Hofmann's conversion claim likewise fails. Under New York law, "'an action will lie for the conversion of money where there is a specific, identifiable fund and an obligation to return or otherwise treat in a particular manner the specific fund in question.'" Bascunan v. Elsaca, 874 F.3d 806, 820 n.56 (2d Cir. 2017) (quoting Mfrs. Hanover Tr. Co. v. Chem. Bank, 559 N.Y.S.2d 704, 712 (1st Dep't 1990)). We affirm the District Court's dismissal of Hofmann's conversion claim for at least two reasons. First, Hofmann did not allege a "specific, identifiable fund." Id. He did not, for example, distinguish the portion of his tuition and fees paid for in-person instruction before the pandemic from the portion of his tuition and fees directed to remote instruction once the pandemic began. Second, under New York law "[a] cause of action for conversion cannot be predicated on a mere breach of contract." Jeffers v. Am. Univ. of Antigua, 3 N.Y.S.3d 335, 339 (1st Dep't 2015) (quotation marks omitted). Here, Hofmann's conversion claim rests on the same factual allegations as his breach of contract claim.

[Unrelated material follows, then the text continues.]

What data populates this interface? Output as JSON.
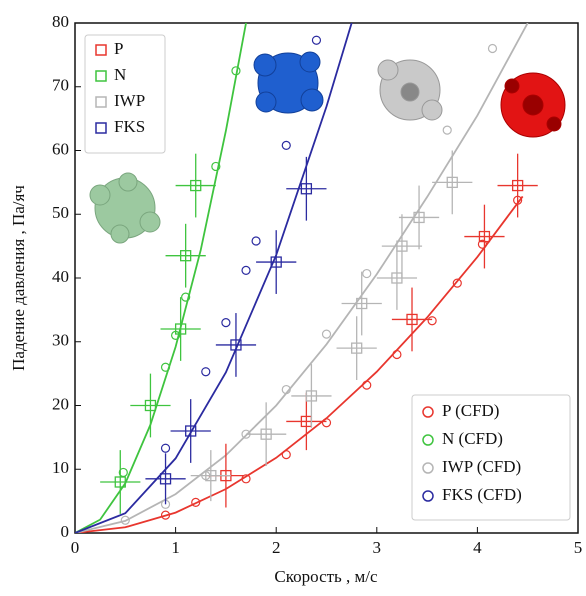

Lastly, Hofmann argues that the District Court erred in dismissing his deceptive business practices and false advertising claims under New York General Business Law §§ 349 and 350. To state a claim under either section, "'a plaintiff must allege that a defendant has engaged in (1) consumer-oriented conduct that is (2) materially misleading and that (3) plaintiff suffered injury as a result of the allegedly deceptive act or practice.'" Orlander v. Staples, Inc., 802 F.3d 289, 300 (2d Cir. 2015) (quoting Koch v. Acker, Merrall &Condit Co., 18 N.Y.3d 940, 941 (2012)). "A defendant's actions are materially misleading when they are likely to mislead a reasonable consumer acting reasonably under the circumstances." Himmelstein, McConnell, Gribben, Donoghue &Joseph, LLP v. Matthew Bender &Co., Inc., 37 N.Y.3d 169, 178 (2021) (quotation marks omitted).

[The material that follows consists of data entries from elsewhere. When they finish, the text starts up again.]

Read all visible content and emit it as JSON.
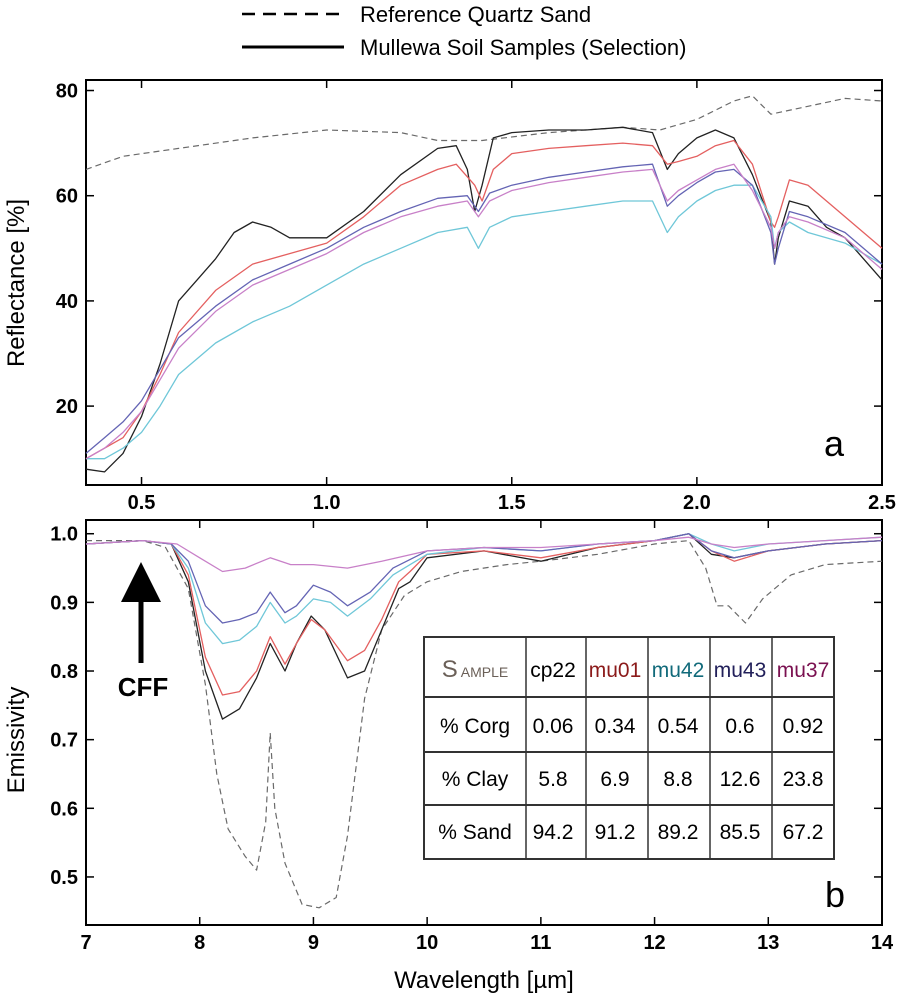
{
  "legend": {
    "reference_label": "Reference Quartz Sand",
    "samples_label": "Mullewa Soil Samples (Selection)"
  },
  "colors": {
    "reference": "#6a6a6a",
    "cp22": "#222222",
    "mu01": "#e46060",
    "mu42": "#6fc7d8",
    "mu43": "#6464b4",
    "mu37": "#c880c8",
    "header_mu01": "#8b1a1a",
    "header_mu42": "#116a7a",
    "header_mu43": "#22205a",
    "header_mu37": "#7a1050"
  },
  "annotations": {
    "panel_a": "a",
    "panel_b": "b",
    "cff": "CFF"
  },
  "table": {
    "header_sample_big": "S",
    "header_sample_small": "AMPLE",
    "sample_ids": [
      "cp22",
      "mu01",
      "mu42",
      "mu43",
      "mu37"
    ],
    "rows": [
      {
        "label": "% Corg",
        "values": [
          "0.06",
          "0.34",
          "0.54",
          "0.6",
          "0.92"
        ]
      },
      {
        "label": "% Clay",
        "values": [
          "5.8",
          "6.9",
          "8.8",
          "12.6",
          "23.8"
        ]
      },
      {
        "label": "% Sand",
        "values": [
          "94.2",
          "91.2",
          "89.2",
          "85.5",
          "67.2"
        ]
      }
    ]
  },
  "chart_data": [
    {
      "type": "line",
      "panel": "a",
      "title": "",
      "xlabel": "",
      "ylabel": "Reflectance [%]",
      "xlim": [
        0.35,
        2.5
      ],
      "ylim": [
        5,
        82
      ],
      "xticks": [
        0.5,
        1.0,
        1.5,
        2.0,
        2.5
      ],
      "xtick_labels": [
        "0.5",
        "1.0",
        "1.5",
        "2.0",
        "2.5"
      ],
      "yticks": [
        20,
        40,
        60,
        80
      ],
      "ytick_labels": [
        "20",
        "40",
        "60",
        "80"
      ],
      "series": [
        {
          "name": "Reference Quartz Sand",
          "style": "dashed",
          "color_key": "reference",
          "x": [
            0.35,
            0.45,
            0.6,
            0.8,
            1.0,
            1.2,
            1.3,
            1.42,
            1.6,
            1.8,
            1.9,
            2.0,
            2.1,
            2.15,
            2.2,
            2.3,
            2.4,
            2.5
          ],
          "y": [
            65,
            67.5,
            69,
            71,
            72.5,
            72,
            70.5,
            70.5,
            72,
            73,
            72.5,
            74.5,
            78,
            79,
            75.5,
            77,
            78.5,
            78
          ]
        },
        {
          "name": "cp22",
          "style": "solid",
          "color_key": "cp22",
          "x": [
            0.35,
            0.4,
            0.45,
            0.5,
            0.55,
            0.6,
            0.65,
            0.7,
            0.75,
            0.8,
            0.85,
            0.9,
            1.0,
            1.1,
            1.2,
            1.3,
            1.35,
            1.38,
            1.4,
            1.42,
            1.45,
            1.5,
            1.6,
            1.7,
            1.8,
            1.88,
            1.92,
            1.95,
            2.0,
            2.05,
            2.1,
            2.15,
            2.2,
            2.21,
            2.22,
            2.25,
            2.3,
            2.35,
            2.4,
            2.45,
            2.5
          ],
          "y": [
            8,
            7.5,
            11,
            18,
            28,
            40,
            44,
            48,
            53,
            55,
            54,
            52,
            52,
            57,
            64,
            69,
            69.5,
            65,
            57,
            62,
            71,
            72,
            72.5,
            72.5,
            73,
            72,
            65,
            68,
            71,
            72.5,
            71,
            64,
            55,
            47,
            52,
            59,
            58,
            54,
            52,
            48,
            44
          ]
        },
        {
          "name": "mu01",
          "style": "solid",
          "color_key": "mu01",
          "x": [
            0.35,
            0.4,
            0.45,
            0.5,
            0.55,
            0.6,
            0.7,
            0.8,
            0.9,
            1.0,
            1.1,
            1.2,
            1.3,
            1.35,
            1.4,
            1.42,
            1.45,
            1.5,
            1.6,
            1.7,
            1.8,
            1.88,
            1.92,
            1.95,
            2.0,
            2.05,
            2.1,
            2.15,
            2.2,
            2.21,
            2.22,
            2.25,
            2.3,
            2.4,
            2.5
          ],
          "y": [
            10,
            12,
            14,
            19,
            26,
            34,
            42,
            47,
            49,
            51,
            56,
            62,
            65,
            66,
            62,
            59,
            65,
            68,
            69,
            69.5,
            70,
            69.5,
            66,
            66.5,
            67.5,
            69.5,
            70.5,
            66,
            55,
            54,
            56,
            63,
            62,
            56,
            50
          ]
        },
        {
          "name": "mu42",
          "style": "solid",
          "color_key": "mu42",
          "x": [
            0.35,
            0.4,
            0.45,
            0.5,
            0.55,
            0.6,
            0.7,
            0.8,
            0.9,
            1.0,
            1.1,
            1.2,
            1.3,
            1.38,
            1.41,
            1.44,
            1.5,
            1.6,
            1.7,
            1.8,
            1.88,
            1.92,
            1.95,
            2.0,
            2.05,
            2.1,
            2.15,
            2.2,
            2.21,
            2.22,
            2.25,
            2.3,
            2.4,
            2.5
          ],
          "y": [
            10,
            10,
            12,
            15,
            20,
            26,
            32,
            36,
            39,
            43,
            47,
            50,
            53,
            54,
            50,
            54,
            56,
            57,
            58,
            59,
            59,
            53,
            56,
            59,
            61,
            62,
            62,
            56,
            50,
            53,
            55,
            53,
            51,
            47
          ]
        },
        {
          "name": "mu43",
          "style": "solid",
          "color_key": "mu43",
          "x": [
            0.35,
            0.4,
            0.45,
            0.5,
            0.55,
            0.6,
            0.7,
            0.8,
            0.9,
            1.0,
            1.1,
            1.2,
            1.3,
            1.38,
            1.41,
            1.44,
            1.5,
            1.6,
            1.7,
            1.8,
            1.88,
            1.92,
            1.95,
            2.0,
            2.05,
            2.1,
            2.15,
            2.2,
            2.21,
            2.22,
            2.25,
            2.3,
            2.4,
            2.5
          ],
          "y": [
            11,
            14,
            17,
            21,
            27,
            33,
            39,
            44,
            47,
            50,
            54,
            57,
            59.5,
            60,
            57,
            60.5,
            62,
            63.5,
            64.5,
            65.5,
            66,
            58,
            60,
            62.5,
            64.5,
            65,
            62,
            53,
            47,
            50,
            57,
            56,
            53,
            47
          ]
        },
        {
          "name": "mu37",
          "style": "solid",
          "color_key": "mu37",
          "x": [
            0.35,
            0.4,
            0.45,
            0.5,
            0.55,
            0.6,
            0.7,
            0.8,
            0.9,
            1.0,
            1.1,
            1.2,
            1.3,
            1.38,
            1.41,
            1.44,
            1.5,
            1.6,
            1.7,
            1.8,
            1.88,
            1.92,
            1.95,
            2.0,
            2.05,
            2.1,
            2.15,
            2.2,
            2.21,
            2.22,
            2.25,
            2.3,
            2.4,
            2.5
          ],
          "y": [
            10,
            12,
            15,
            19,
            25,
            31,
            38,
            43,
            46,
            49,
            53,
            56,
            58,
            59,
            56,
            59,
            61,
            62.5,
            63.5,
            64.5,
            65,
            59,
            61,
            63,
            65,
            66,
            61,
            54,
            50,
            53,
            56,
            55,
            52,
            46
          ]
        }
      ]
    },
    {
      "type": "line",
      "panel": "b",
      "title": "",
      "xlabel": "Wavelength [µm]",
      "ylabel": "Emissivity",
      "xlim": [
        7,
        14
      ],
      "ylim": [
        0.43,
        1.02
      ],
      "xticks": [
        7,
        8,
        9,
        10,
        11,
        12,
        13,
        14
      ],
      "xtick_labels": [
        "7",
        "8",
        "9",
        "10",
        "11",
        "12",
        "13",
        "14"
      ],
      "yticks": [
        0.5,
        0.6,
        0.7,
        0.8,
        0.9,
        1.0
      ],
      "ytick_labels": [
        "0.5",
        "0.6",
        "0.7",
        "0.8",
        "0.9",
        "1.0"
      ],
      "series": [
        {
          "name": "Reference Quartz Sand",
          "style": "dashed",
          "color_key": "reference",
          "x": [
            7,
            7.5,
            7.7,
            7.9,
            8.05,
            8.15,
            8.25,
            8.4,
            8.5,
            8.58,
            8.62,
            8.66,
            8.75,
            8.9,
            9.05,
            9.2,
            9.3,
            9.45,
            9.6,
            9.8,
            10,
            10.3,
            10.7,
            11,
            11.5,
            12,
            12.3,
            12.45,
            12.55,
            12.65,
            12.8,
            12.95,
            13.2,
            13.5,
            14
          ],
          "y": [
            0.99,
            0.99,
            0.98,
            0.92,
            0.78,
            0.65,
            0.57,
            0.53,
            0.51,
            0.58,
            0.71,
            0.6,
            0.52,
            0.46,
            0.455,
            0.47,
            0.56,
            0.76,
            0.86,
            0.91,
            0.93,
            0.945,
            0.955,
            0.96,
            0.97,
            0.985,
            0.99,
            0.95,
            0.895,
            0.895,
            0.87,
            0.905,
            0.94,
            0.955,
            0.96
          ]
        },
        {
          "name": "cp22",
          "style": "solid",
          "color_key": "cp22",
          "x": [
            7,
            7.5,
            7.75,
            7.9,
            8.05,
            8.2,
            8.35,
            8.5,
            8.62,
            8.75,
            8.85,
            8.98,
            9.1,
            9.3,
            9.45,
            9.6,
            9.75,
            9.85,
            10,
            10.5,
            11,
            11.5,
            12,
            12.3,
            12.5,
            12.7,
            13,
            13.5,
            14
          ],
          "y": [
            0.985,
            0.99,
            0.985,
            0.93,
            0.8,
            0.73,
            0.745,
            0.79,
            0.84,
            0.8,
            0.84,
            0.88,
            0.86,
            0.79,
            0.8,
            0.86,
            0.92,
            0.93,
            0.965,
            0.975,
            0.96,
            0.98,
            0.99,
            1.0,
            0.97,
            0.965,
            0.975,
            0.985,
            0.99
          ]
        },
        {
          "name": "mu01",
          "style": "solid",
          "color_key": "mu01",
          "x": [
            7,
            7.5,
            7.75,
            7.9,
            8.05,
            8.2,
            8.35,
            8.5,
            8.62,
            8.75,
            8.85,
            8.98,
            9.1,
            9.3,
            9.45,
            9.6,
            9.75,
            9.85,
            10,
            10.5,
            11,
            11.5,
            12,
            12.3,
            12.5,
            12.7,
            13,
            13.5,
            14
          ],
          "y": [
            0.985,
            0.99,
            0.985,
            0.94,
            0.82,
            0.765,
            0.77,
            0.8,
            0.85,
            0.81,
            0.84,
            0.875,
            0.86,
            0.815,
            0.83,
            0.875,
            0.93,
            0.945,
            0.97,
            0.975,
            0.965,
            0.98,
            0.99,
            1.0,
            0.975,
            0.96,
            0.975,
            0.985,
            0.99
          ]
        },
        {
          "name": "mu42",
          "style": "solid",
          "color_key": "mu42",
          "x": [
            7,
            7.5,
            7.75,
            7.9,
            8.05,
            8.2,
            8.35,
            8.5,
            8.62,
            8.75,
            8.85,
            9.0,
            9.15,
            9.3,
            9.5,
            9.7,
            10,
            10.5,
            11,
            11.5,
            12,
            12.3,
            12.5,
            12.7,
            13,
            13.5,
            14
          ],
          "y": [
            0.985,
            0.99,
            0.985,
            0.95,
            0.87,
            0.84,
            0.845,
            0.865,
            0.9,
            0.87,
            0.88,
            0.905,
            0.9,
            0.88,
            0.905,
            0.94,
            0.97,
            0.98,
            0.975,
            0.985,
            0.99,
            1.0,
            0.985,
            0.975,
            0.985,
            0.99,
            0.995
          ]
        },
        {
          "name": "mu43",
          "style": "solid",
          "color_key": "mu43",
          "x": [
            7,
            7.5,
            7.75,
            7.9,
            8.05,
            8.2,
            8.35,
            8.5,
            8.62,
            8.75,
            8.85,
            9.0,
            9.15,
            9.3,
            9.5,
            9.7,
            10,
            10.5,
            11,
            11.5,
            12,
            12.3,
            12.5,
            12.7,
            13,
            13.5,
            14
          ],
          "y": [
            0.985,
            0.99,
            0.985,
            0.96,
            0.895,
            0.87,
            0.875,
            0.885,
            0.915,
            0.885,
            0.895,
            0.925,
            0.915,
            0.895,
            0.915,
            0.95,
            0.975,
            0.98,
            0.975,
            0.985,
            0.99,
            1.0,
            0.975,
            0.965,
            0.975,
            0.985,
            0.99
          ]
        },
        {
          "name": "mu37",
          "style": "solid",
          "color_key": "mu37",
          "x": [
            7,
            7.5,
            7.8,
            8.0,
            8.2,
            8.4,
            8.62,
            8.8,
            9.0,
            9.3,
            9.6,
            10,
            10.5,
            11,
            11.5,
            12,
            12.3,
            12.5,
            12.7,
            13,
            13.5,
            14
          ],
          "y": [
            0.985,
            0.99,
            0.985,
            0.965,
            0.945,
            0.95,
            0.965,
            0.955,
            0.955,
            0.95,
            0.96,
            0.975,
            0.98,
            0.98,
            0.985,
            0.99,
            0.995,
            0.985,
            0.98,
            0.985,
            0.99,
            0.995
          ]
        }
      ]
    }
  ]
}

Hofmann's General Business Law claims fail largely for the same reasons as his breach of contract claims. Hofmann does not allege that LIU promised that its on-campus experience would remain indefinitely in place, even if burdened by events outside of its control such as a global pandemic. Indeed, as discussed above, LIU's bulletin expressly addressed emergencies and force majeure events that might require it to alter the on-campus, in-class experience. A reasonable consumer thus would not have been misled by LIU's bulletin. Accordingly, the District Court properly dismissed Hofmann's claims under New York's General Business Law because he failed to allege conduct that was materially misleading.
We have considered Hofmann's remaining arguments and conclude that they are without merit. For the foregoing reasons, the judgment of the District Court is AFFIRMED.
[*] The Clerk of Court is directed to amend the caption as set forth above.